Binnie had announced his candidacy in November 2009, stating that his political beliefs were modeled after the former president Ronald Reagan's vision of a limited government that fostered economic growth. Individuals working on his campaign included Republican consultant Arthur J. Finkelstein, based in New York, former NHGOP executive director Paul Collins, and Sheri M. Keniston, formerly a congressional staffer for John E. Sununu.

During the campaign, Binnie faced criticism from multiple news organizations and opponents for closing A&E Plastics in Santa Ana, California, laying off 450 American workers and then transferring production seven miles away in Tijuana, Mexico.
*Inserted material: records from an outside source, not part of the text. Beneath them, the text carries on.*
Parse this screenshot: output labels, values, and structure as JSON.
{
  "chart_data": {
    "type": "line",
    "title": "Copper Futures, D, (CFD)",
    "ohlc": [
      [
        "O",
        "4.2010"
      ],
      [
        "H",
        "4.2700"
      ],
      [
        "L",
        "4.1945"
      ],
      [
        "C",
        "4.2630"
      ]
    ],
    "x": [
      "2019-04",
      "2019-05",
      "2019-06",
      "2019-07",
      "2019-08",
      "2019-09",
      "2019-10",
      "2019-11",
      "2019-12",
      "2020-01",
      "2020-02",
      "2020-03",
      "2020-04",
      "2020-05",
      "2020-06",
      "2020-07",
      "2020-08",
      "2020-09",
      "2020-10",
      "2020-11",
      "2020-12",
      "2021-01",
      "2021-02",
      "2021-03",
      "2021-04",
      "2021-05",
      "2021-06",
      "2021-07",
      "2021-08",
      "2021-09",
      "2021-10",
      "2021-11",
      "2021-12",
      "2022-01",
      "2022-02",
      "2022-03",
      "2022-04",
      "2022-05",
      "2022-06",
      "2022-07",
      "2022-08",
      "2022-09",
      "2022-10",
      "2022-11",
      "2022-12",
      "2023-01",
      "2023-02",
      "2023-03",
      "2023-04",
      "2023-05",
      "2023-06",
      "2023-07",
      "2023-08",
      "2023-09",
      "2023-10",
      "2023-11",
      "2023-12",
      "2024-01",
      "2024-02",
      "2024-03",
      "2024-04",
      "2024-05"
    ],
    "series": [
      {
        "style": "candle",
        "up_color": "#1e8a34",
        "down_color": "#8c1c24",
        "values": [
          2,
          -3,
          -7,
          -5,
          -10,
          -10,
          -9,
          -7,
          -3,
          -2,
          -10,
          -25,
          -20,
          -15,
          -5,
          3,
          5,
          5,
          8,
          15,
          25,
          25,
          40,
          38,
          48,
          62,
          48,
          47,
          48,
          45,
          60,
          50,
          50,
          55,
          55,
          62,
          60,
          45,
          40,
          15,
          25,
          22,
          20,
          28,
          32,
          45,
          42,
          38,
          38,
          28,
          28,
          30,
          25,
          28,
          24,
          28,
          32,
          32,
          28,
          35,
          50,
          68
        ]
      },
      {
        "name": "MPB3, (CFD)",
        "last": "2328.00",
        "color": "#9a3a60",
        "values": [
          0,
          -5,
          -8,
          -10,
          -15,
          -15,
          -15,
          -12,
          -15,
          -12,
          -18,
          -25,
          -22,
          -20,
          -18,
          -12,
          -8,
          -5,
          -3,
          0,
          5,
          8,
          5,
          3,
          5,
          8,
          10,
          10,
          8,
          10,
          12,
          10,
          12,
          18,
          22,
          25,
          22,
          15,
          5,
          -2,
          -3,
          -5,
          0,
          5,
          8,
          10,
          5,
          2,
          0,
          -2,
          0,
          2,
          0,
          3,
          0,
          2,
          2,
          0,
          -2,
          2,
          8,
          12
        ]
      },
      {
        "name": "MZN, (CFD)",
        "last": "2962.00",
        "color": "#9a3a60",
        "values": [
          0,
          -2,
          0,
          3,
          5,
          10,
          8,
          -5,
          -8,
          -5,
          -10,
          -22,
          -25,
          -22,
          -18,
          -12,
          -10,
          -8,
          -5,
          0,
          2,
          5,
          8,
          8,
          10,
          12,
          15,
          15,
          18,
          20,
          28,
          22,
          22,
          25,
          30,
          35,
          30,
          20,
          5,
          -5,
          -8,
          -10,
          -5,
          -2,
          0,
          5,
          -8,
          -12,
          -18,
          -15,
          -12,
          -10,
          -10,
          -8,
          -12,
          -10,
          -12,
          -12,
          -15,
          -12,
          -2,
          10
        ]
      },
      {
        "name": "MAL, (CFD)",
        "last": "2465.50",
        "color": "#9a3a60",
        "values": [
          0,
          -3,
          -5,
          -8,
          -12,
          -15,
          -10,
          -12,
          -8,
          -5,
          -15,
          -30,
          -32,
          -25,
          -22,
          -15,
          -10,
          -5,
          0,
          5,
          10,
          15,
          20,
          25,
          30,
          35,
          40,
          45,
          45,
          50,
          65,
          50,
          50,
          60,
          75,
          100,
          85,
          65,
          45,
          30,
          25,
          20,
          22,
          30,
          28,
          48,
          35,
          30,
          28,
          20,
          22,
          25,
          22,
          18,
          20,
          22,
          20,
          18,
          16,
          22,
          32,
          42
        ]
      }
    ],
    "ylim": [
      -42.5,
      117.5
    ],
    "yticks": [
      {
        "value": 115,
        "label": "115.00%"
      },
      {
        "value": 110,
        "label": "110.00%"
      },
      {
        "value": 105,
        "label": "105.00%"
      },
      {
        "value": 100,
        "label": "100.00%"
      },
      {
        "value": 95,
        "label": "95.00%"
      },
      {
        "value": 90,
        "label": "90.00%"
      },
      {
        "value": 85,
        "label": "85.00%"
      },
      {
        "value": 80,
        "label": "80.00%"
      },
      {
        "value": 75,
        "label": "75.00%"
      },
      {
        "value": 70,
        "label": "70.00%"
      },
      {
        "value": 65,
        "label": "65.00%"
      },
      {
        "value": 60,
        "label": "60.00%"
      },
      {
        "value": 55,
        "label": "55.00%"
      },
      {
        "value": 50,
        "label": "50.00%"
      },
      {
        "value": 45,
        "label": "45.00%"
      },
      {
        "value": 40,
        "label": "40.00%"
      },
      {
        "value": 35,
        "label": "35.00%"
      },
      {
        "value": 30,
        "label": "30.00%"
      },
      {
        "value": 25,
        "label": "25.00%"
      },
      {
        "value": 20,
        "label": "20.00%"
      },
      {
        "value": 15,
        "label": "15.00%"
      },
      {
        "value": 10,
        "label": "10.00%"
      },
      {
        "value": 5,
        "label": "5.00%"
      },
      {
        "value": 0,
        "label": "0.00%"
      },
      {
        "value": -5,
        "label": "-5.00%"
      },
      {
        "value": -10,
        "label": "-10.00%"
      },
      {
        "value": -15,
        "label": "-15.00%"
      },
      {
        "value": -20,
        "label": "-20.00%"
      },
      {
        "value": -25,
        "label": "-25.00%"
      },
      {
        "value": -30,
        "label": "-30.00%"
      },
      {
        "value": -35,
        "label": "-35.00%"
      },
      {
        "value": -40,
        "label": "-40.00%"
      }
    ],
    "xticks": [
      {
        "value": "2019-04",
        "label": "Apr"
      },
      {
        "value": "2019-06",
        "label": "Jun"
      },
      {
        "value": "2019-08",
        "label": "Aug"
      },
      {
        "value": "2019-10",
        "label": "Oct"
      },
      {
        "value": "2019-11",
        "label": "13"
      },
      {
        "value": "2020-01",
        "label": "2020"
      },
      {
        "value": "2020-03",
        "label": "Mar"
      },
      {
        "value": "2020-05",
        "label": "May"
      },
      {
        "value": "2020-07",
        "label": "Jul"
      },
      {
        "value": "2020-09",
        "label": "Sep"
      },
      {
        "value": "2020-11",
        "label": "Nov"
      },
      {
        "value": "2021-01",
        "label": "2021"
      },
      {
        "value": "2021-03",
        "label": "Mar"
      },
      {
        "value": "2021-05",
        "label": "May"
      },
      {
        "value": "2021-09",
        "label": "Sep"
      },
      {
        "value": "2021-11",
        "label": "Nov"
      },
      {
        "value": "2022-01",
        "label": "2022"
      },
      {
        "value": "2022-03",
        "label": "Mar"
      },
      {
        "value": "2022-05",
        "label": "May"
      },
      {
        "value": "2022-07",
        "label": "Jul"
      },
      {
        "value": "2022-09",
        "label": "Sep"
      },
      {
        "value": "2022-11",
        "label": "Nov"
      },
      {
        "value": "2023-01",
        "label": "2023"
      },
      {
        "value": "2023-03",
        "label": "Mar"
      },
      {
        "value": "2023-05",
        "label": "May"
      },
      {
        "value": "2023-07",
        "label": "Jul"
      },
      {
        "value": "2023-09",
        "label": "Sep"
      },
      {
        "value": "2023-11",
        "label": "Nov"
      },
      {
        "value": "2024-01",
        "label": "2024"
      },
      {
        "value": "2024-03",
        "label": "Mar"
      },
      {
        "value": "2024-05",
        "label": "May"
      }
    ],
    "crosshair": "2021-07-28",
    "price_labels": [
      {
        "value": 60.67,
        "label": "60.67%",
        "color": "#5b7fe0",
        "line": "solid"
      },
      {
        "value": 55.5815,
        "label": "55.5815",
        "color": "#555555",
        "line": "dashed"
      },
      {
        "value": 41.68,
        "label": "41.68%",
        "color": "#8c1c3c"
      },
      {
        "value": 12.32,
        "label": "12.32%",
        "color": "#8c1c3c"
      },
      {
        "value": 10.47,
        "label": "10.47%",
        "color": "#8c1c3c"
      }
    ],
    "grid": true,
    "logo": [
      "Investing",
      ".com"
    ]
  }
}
During the 2010 Senate run Binnie claimed his pro-choice view on abortion attracted death threats from radical anti-abortion terrorists, both against Binnie himself and against his elderly father of the same name, but local police said they were not investigating any death threats, according to the Concord Monitor. Other acts against Binnie and his family included vandalism of his daughter's car, which she blamed on a police officer, and threatening and harassing phone calls and postal mail.

In December 2021, Binnie confirmed that he is "actively considering running for U.S. Senate" again.